After a safety car restart at the Dutch GP, Lawson and Sainz had an incident which saw the pair suffering massive damage to their cars. With the Kiwi having the right to the corner as he was ahead at the apex of turn 1, stewards had deemed the attacking driver, who was Sainz, to be at fault for the incident.
However, the incident was partly down to the Racing Bulls' driver suffering a snap of oversteer at the middle of the corner. With Williams bringing unavailable camera footage from both cars to the FIA's table, meetings were scheduled to decide whether the penalty that Sainz received was justifiable.
Moreover, 10 days after Williams had filed the initial right of review petition, the decision came in its favor. But, the F1 fans were unhappy with how long the matter had dragged on after the initial flawed decision was made, as they wrote on X:
"Took a long ass time but this is to all the 5 lawson fans and the haters that said it couldnt be done."
"Only taken you 2 weeks," one fan wrote.
"waste of 10s penalty," another fan wrote.
Meanwhile, a host of other fans also shared their views:
"What a joke. The initial decision was 100% wrong," one netizen wrote.
"Good for Carlos and Williams not having those 2 penalty points on his record. Shame nothing can be done about the 10 second penalty," another netizen wrote.
"Wish they hadn’t served the penalty so we could have fought to get that repealed as well. But this is definitely better than nothing 💪," a third netizen shared.
Carlos Sainz had finished 14th at the Dutch GP, at an event where he had qualified ninth.
Williams was content with Carlos Sainz being acquitted by the FIA

While Carlos Sainz has not had a points-scoring finish in the past six race weekends, his only saving grace seems to be the right of review's decision falling in his favor. Moreover, this also meant that his penalty points tally was reduced from four to back to two for the 12-month period.

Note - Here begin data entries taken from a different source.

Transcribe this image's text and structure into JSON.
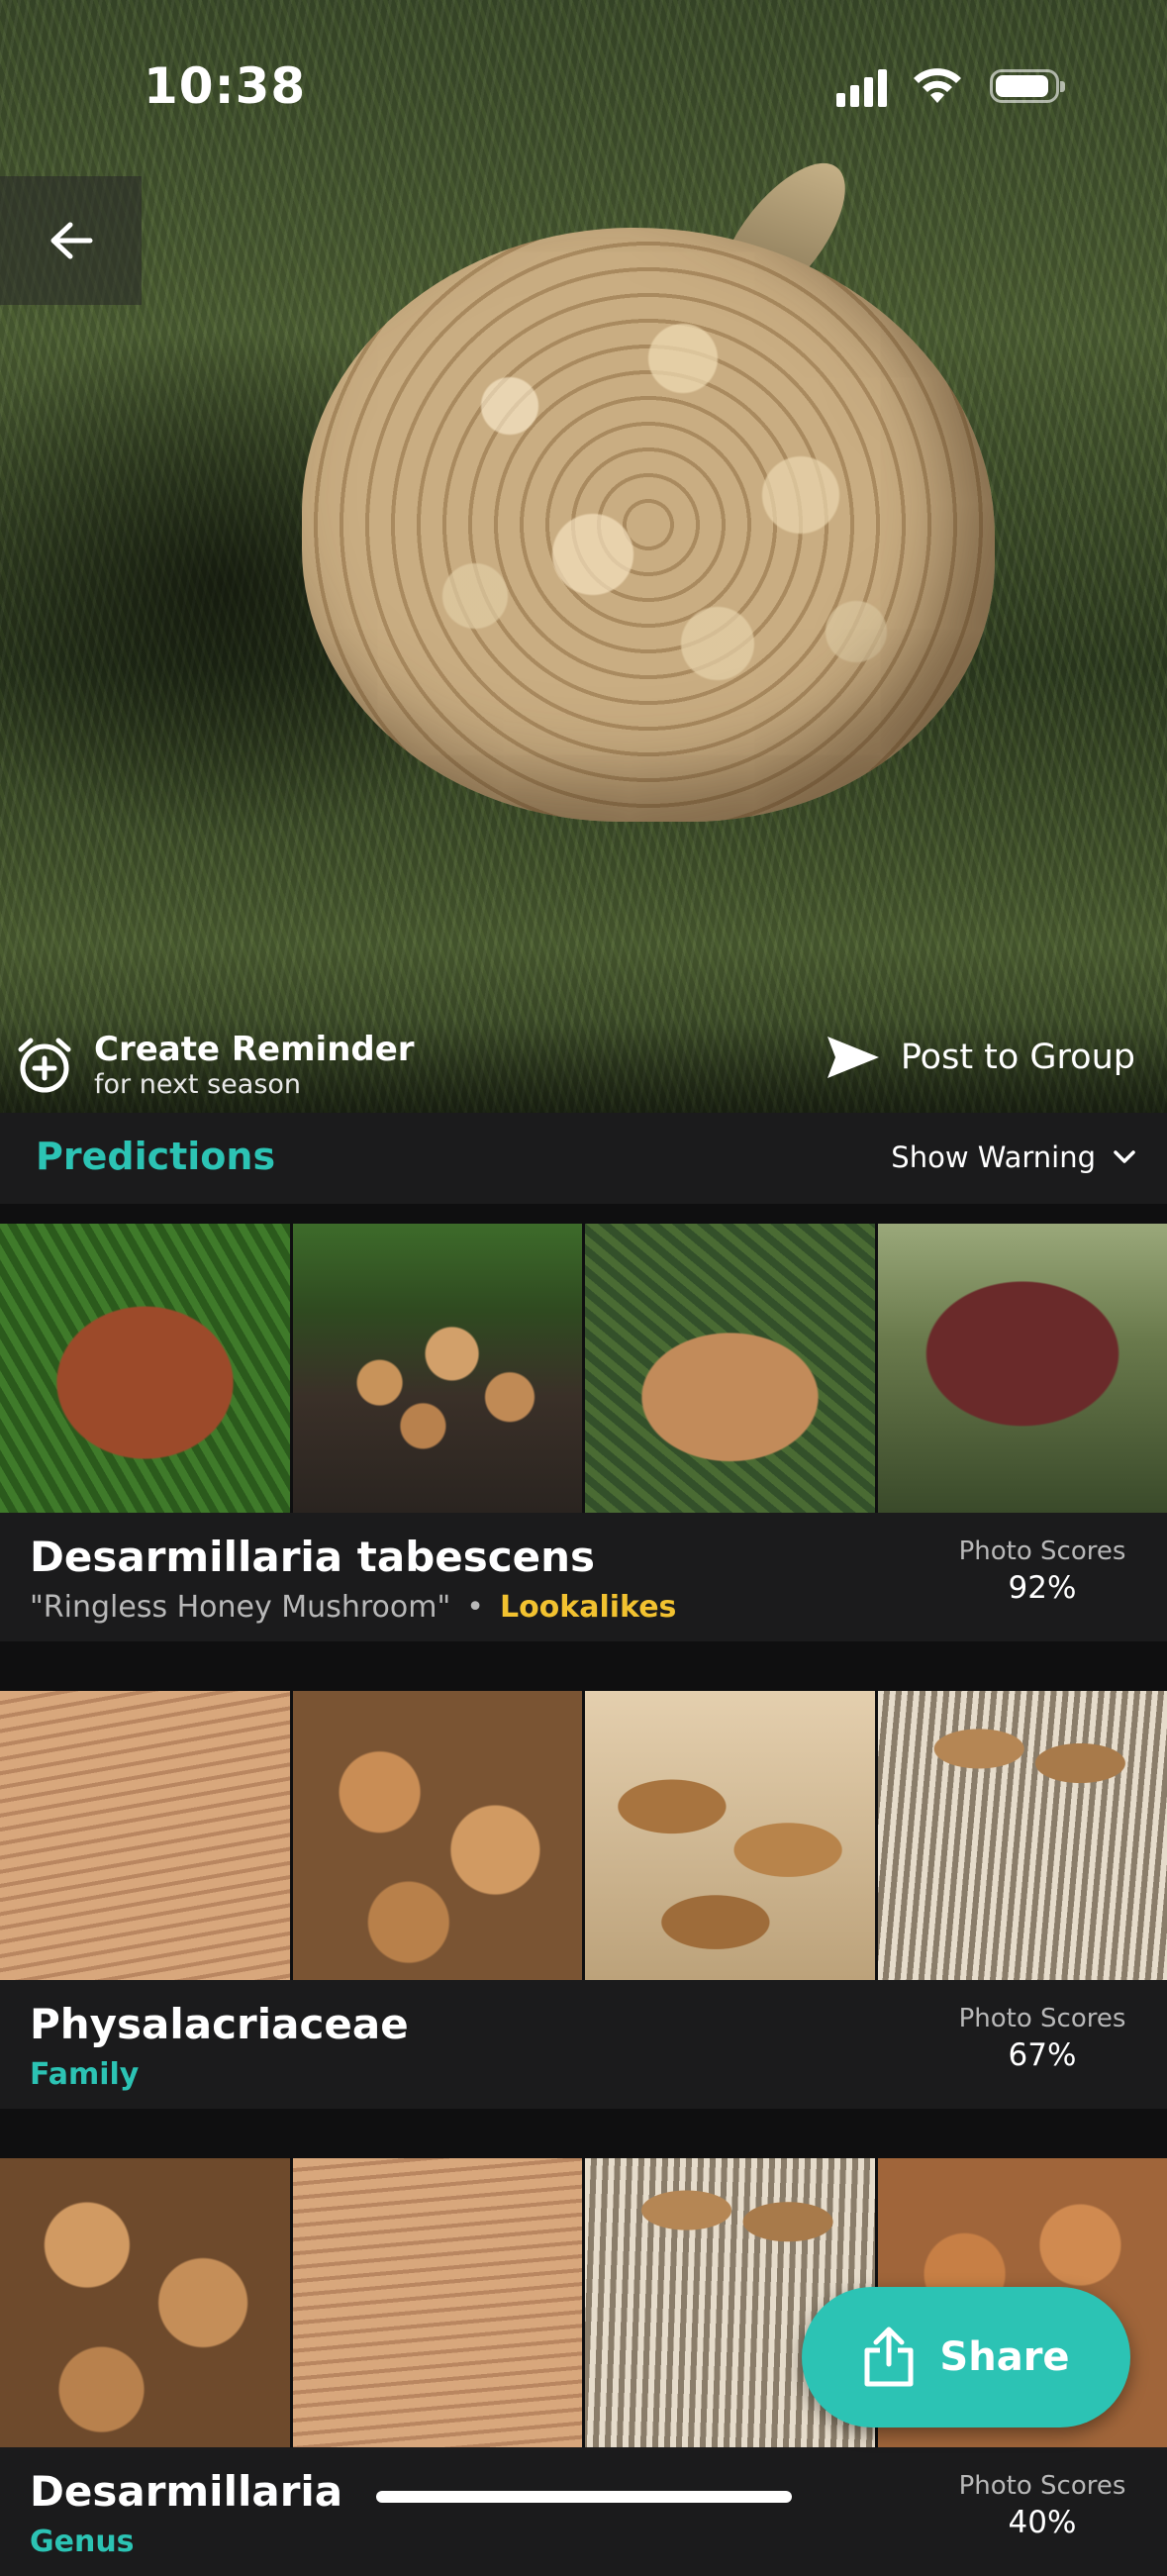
{
  "status": {
    "time": "10:38"
  },
  "hero": {
    "reminder_title": "Create Reminder",
    "reminder_sub": "for next season",
    "post_label": "Post to Group"
  },
  "predictions": {
    "title": "Predictions",
    "show_warning": "Show Warning",
    "items": [
      {
        "name": "Desarmillaria tabescens",
        "common": "\"Ringless Honey Mushroom\"",
        "sep": "•",
        "lookalikes": "Lookalikes",
        "score_label": "Photo Scores",
        "score": "92%"
      },
      {
        "name": "Physalacriaceae",
        "rank": "Family",
        "score_label": "Photo Scores",
        "score": "67%"
      },
      {
        "name": "Desarmillaria",
        "rank": "Genus",
        "score_label": "Photo Scores",
        "score": "40%"
      }
    ]
  },
  "share": {
    "label": "Share"
  },
  "colors": {
    "accent": "#2cc3b4",
    "lookalike": "#f2c230",
    "background": "#0f0f10",
    "panel": "#1b1b1c"
  },
  "icons": [
    "back-arrow-icon",
    "alarm-plus-icon",
    "send-icon",
    "chevron-down-icon",
    "share-icon"
  ]
}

Sharing their happiness with the decision, Williams issued a team statement on the FIA's latest verdict:
"We are grateful to the stewards for reviewing Carlos' Zandvoort penalty and are pleased they have now decided he was not at fault and that this was a racing incident."
Sainz sits 18th in the championship standings, having amassed 16 points in the 16 race weekends held so far.